Leitsatz (amtlich)
Wohngeldrückstände aus Vorjahren, die nur zu Informationszwecken in die Jahreseinzelabrechnung aufgenommen und nicht Gegenstand der Beschlussfassung der Eigentümerversammlung sind, werden bei gerichtlicher Geltendmachung Verfahrensgegenstand, auch wenn der Anspruch zunächst nur auf die einzelne Jahresabrechnung gestützt wird.
Normenkette
WEG § 28 Abs. 1-3, 5
Verfahrensgang
LG Nürnberg-Fürth (Beschluss vom 13.09.2004; Aktenzeichen 14 T 6632/04) |
AG Nürnberg (Beschluss vom 11.06.2004; Aktenzeichen 1 UR II 422/03) |
Tenor
I. Die sofortige weitere Beschwerde der Antragsgegner wird mit der Maßgabe zurückgewiesen, dass der Beschluss des LG Nürnberg-Fürth v. 13.9.2004 und der Beschluss des AG Nürnberg v. 11.6.2004 dahingehend abgeändert werden, dass die Antragsgegner als Gesamtschuldner an die Antragsteller 856,63 Euro nebst Zinsen i.H.v. fünf Prozentpunkten über dem Basiszinssatz aus 725,83 Euro seit dem 6.9.2003 und aus 130,80 Euro seit dem 5.11.2003 sowie 17,80 Euro vorgerichtliche Mahnauslagen zu zahlen haben.
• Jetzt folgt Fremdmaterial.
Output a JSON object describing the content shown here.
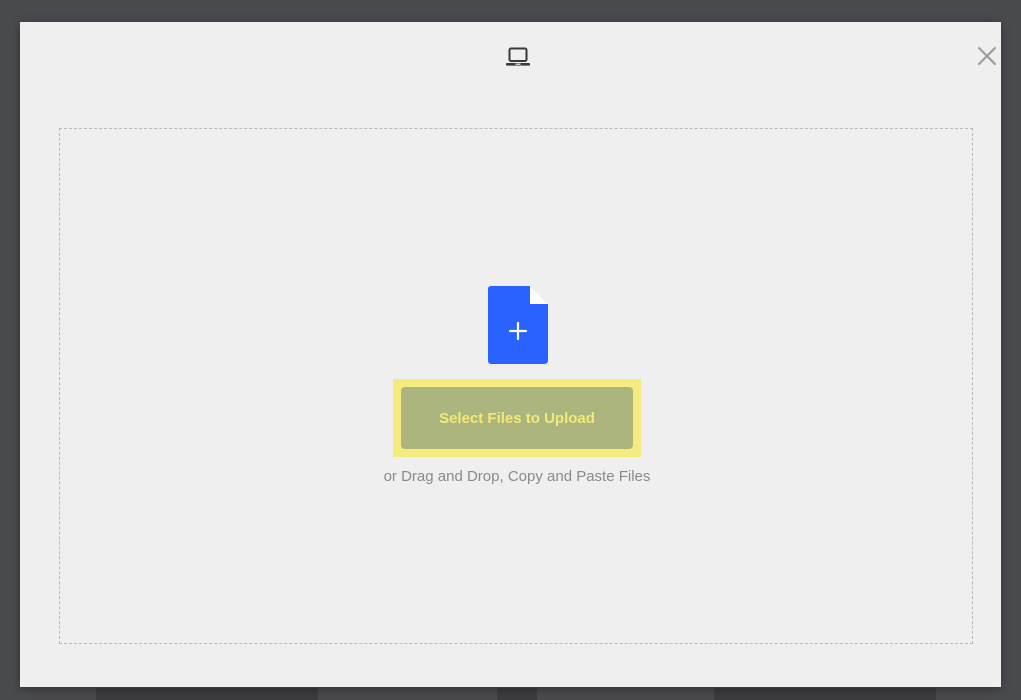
{
  "icons": {
    "source": "laptop-icon",
    "close": "close-icon",
    "file": "file-add-icon"
  },
  "upload": {
    "select_label": "Select Files to Upload",
    "hint": "or Drag and Drop, Copy and Paste Files"
  },
  "colors": {
    "backdrop": "#4a4b4f",
    "modal_bg": "#efefef",
    "file_icon": "#2962ff",
    "highlight": "#f5ec7f",
    "button_bg": "#acb57d",
    "button_text": "#f4ea78",
    "hint_text": "#8a8a8a"
  }
}
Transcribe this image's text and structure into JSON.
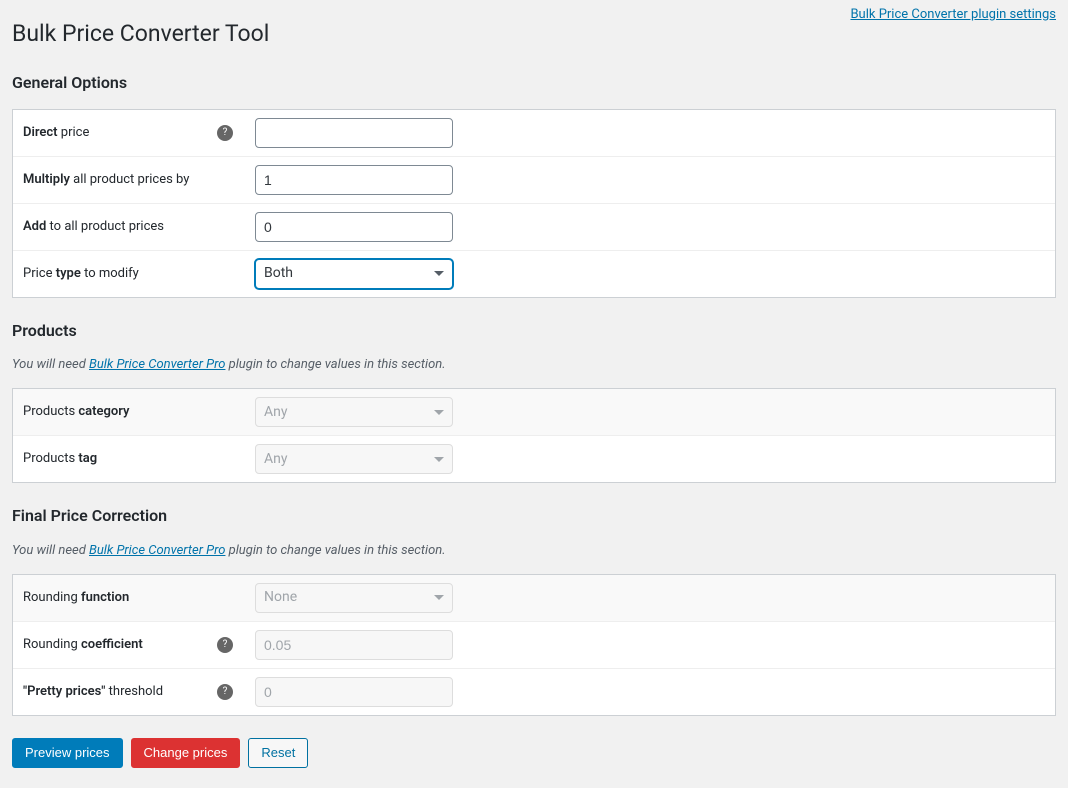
{
  "top_link": "Bulk Price Converter plugin settings",
  "page_title": "Bulk Price Converter Tool",
  "sections": {
    "general": {
      "title": "General Options",
      "rows": {
        "direct": {
          "label_strong": "Direct",
          "label_rest": " price",
          "value": ""
        },
        "multiply": {
          "label_strong": "Multiply",
          "label_rest": " all product prices by",
          "value": "1"
        },
        "add": {
          "label_strong": "Add",
          "label_rest": " to all product prices",
          "value": "0"
        },
        "pricetype": {
          "label_pre": "Price ",
          "label_strong": "type",
          "label_rest": " to modify",
          "value": "Both"
        }
      }
    },
    "products": {
      "title": "Products",
      "note_pre": "You will need ",
      "note_link": "Bulk Price Converter Pro",
      "note_post": " plugin to change values in this section.",
      "rows": {
        "category": {
          "label_pre": "Products ",
          "label_strong": "category",
          "value": "Any"
        },
        "tag": {
          "label_pre": "Products ",
          "label_strong": "tag",
          "value": "Any"
        }
      }
    },
    "final": {
      "title": "Final Price Correction",
      "note_pre": "You will need ",
      "note_link": "Bulk Price Converter Pro",
      "note_post": " plugin to change values in this section.",
      "rows": {
        "rounding_fn": {
          "label_pre": "Rounding ",
          "label_strong": "function",
          "value": "None"
        },
        "rounding_coef": {
          "label_pre": "Rounding ",
          "label_strong": "coefficient",
          "value": "0.05"
        },
        "pretty": {
          "label_strong": "\"Pretty prices\"",
          "label_rest": " threshold",
          "value": "0"
        }
      }
    }
  },
  "buttons": {
    "preview": "Preview prices",
    "change": "Change prices",
    "reset": "Reset"
  }
}
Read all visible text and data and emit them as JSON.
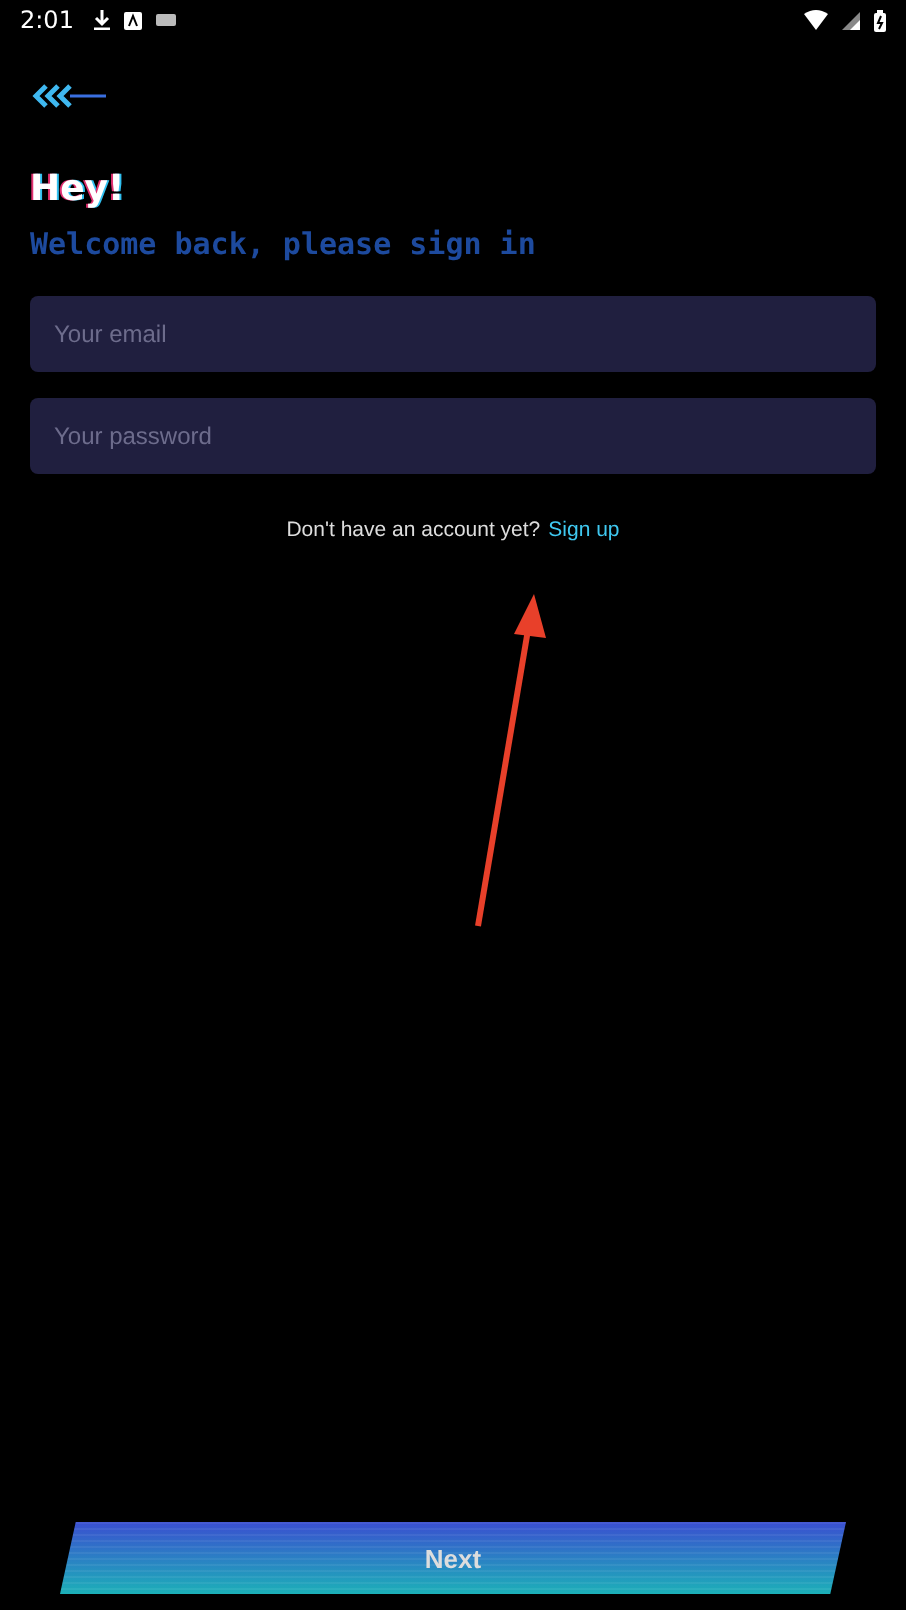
{
  "status_bar": {
    "time": "2:01"
  },
  "greeting": "Hey!",
  "subtitle": "Welcome back, please sign in",
  "fields": [
    {
      "placeholder": "Your email"
    },
    {
      "placeholder": "Your password"
    }
  ],
  "signup_prompt": {
    "text": "Don't have an account yet?",
    "link": "Sign up"
  },
  "next_button": {
    "label": "Next"
  }
}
II. Im Hinblick auf den restlichen Betrag von 723,66 Euro nebst Zinsen wird der Beschluss des LG Nürnberg-Fürth v. 13.9.2004 aufgehoben und die Sache zur erneuten Behandlung und Entscheidung, auch über die Kosten des Verfahrens, einschließlich des Rechtsbeschwerdeverfahrens, an das LG Nürnberg-Fürth zurückverwiesen.
III. Der Geschäftswert für das Rechtsbeschwerdeverfahren wird auf 1.580 Euro festgesetzt.
Gründe
I. Die Beteiligten sind die Eigentümer einer Wohnanlage. Eine der Wohnungen in der Anlage gehört den Antragsgegnern.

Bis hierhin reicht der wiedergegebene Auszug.